In Dark Room x8, director-writer Edith Podesta used verbatim accounts from former prisoners to present the stories of eight men confined to a 5m-by-5m cell. The play received nominations for Best Script and Best Director at last year's M1-The Straits Times Life Theatre Awards and won the prize for Best Ensemble.
Ensemble performance remains strong in this week's Dark Room. It expands on the story by including the memories of a single woman prisoner, played by Shafiqhah Efandi, as well as the accounts of prisoners' parents. Neo Swee Lin and Lim Kay Siu play the parents bit with poignant realism.
There are multiple storylines to follow from court to cell to day of release. Noor Effendy Ibrahim and Nelson Chia give stand-out performances as long-term prisoners who mentor the newbies. Also memorable are Mohd Fared Jainal as a deceptively nonchalant inmate, Ian Tan as a defensive ex-con, Timothy Nga as a prisoner brought to tears on letter day and Oliver Chong as an incomer shocked by the limited entertainment options.

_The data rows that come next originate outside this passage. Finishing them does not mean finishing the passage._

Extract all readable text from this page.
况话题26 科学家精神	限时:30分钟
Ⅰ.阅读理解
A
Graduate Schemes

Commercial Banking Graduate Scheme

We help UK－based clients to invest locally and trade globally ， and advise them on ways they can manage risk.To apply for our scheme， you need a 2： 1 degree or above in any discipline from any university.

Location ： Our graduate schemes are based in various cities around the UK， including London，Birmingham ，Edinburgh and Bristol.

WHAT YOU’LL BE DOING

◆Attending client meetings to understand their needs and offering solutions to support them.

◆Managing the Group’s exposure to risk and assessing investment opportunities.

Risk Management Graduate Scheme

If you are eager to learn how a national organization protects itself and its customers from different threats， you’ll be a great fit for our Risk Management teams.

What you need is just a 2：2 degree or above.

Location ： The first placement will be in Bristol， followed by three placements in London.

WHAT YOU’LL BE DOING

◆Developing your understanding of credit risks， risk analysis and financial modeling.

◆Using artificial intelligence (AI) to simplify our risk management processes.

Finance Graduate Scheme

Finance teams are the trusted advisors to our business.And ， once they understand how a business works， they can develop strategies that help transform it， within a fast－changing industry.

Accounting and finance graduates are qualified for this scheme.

The writer's desire to use as many individual accounts as possible leads to an overabundance of characters on stage. Those played by Pavan J. Singh and Erwin Shah Ismail could have been integrated into other inmates' stories without losing the plot. The story of the lone female could have been jettisoned as well. It is lost in the masculine uproar coming from the opposite corner.
Set designer Chris Chua isolates the men and women's prisons in two shockingly small and grey open-ended cubes, apparently the size of actual prison cells meant to house four inmates at a time. A dayroom, recreational yard and other prison areas are created through determined shuffling around of the cubes by stagehands who deserve a cast credit for also doubling up as stern prison guards.

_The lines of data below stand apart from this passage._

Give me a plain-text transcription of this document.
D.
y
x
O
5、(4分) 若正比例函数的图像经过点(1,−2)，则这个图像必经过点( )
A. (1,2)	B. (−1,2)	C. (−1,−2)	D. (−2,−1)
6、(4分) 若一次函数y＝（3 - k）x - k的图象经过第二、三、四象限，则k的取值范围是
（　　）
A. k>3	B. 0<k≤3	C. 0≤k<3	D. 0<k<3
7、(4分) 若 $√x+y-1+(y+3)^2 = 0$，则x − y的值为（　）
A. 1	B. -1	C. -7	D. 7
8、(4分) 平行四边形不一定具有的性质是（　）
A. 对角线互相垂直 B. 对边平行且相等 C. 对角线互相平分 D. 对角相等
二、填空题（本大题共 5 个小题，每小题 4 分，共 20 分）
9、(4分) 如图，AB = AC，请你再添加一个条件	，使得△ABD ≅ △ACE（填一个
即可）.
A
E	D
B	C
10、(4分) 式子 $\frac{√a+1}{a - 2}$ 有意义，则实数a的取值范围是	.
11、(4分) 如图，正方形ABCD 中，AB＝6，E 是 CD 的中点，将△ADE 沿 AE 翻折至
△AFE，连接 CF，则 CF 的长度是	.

Lighting by Adrian Tan adds to the realism, creating starlight through a window grating, the pre-dawn darkness of a prison cell and the bright underground lighting of the yard. Darren Ng's sound effects are perfectly blended into the background, whether it is the prisoners' singing themselves to sleep or the distant, muted sounds of caning that have audience and cast wincing in sympathy.
A directorial decision to leave the inmates' crimes out of the script means that Dark Room sheds light on prison conditions without engaging the audience's censure. It also means that the characters' plea for their past to be overlooked does not engage as much sympathy as it could.
How can we be sure that the punishment does not fit the crime?
Perhaps another version of Dark Room will answer such questions. Small or large, this is a space worth revisiting.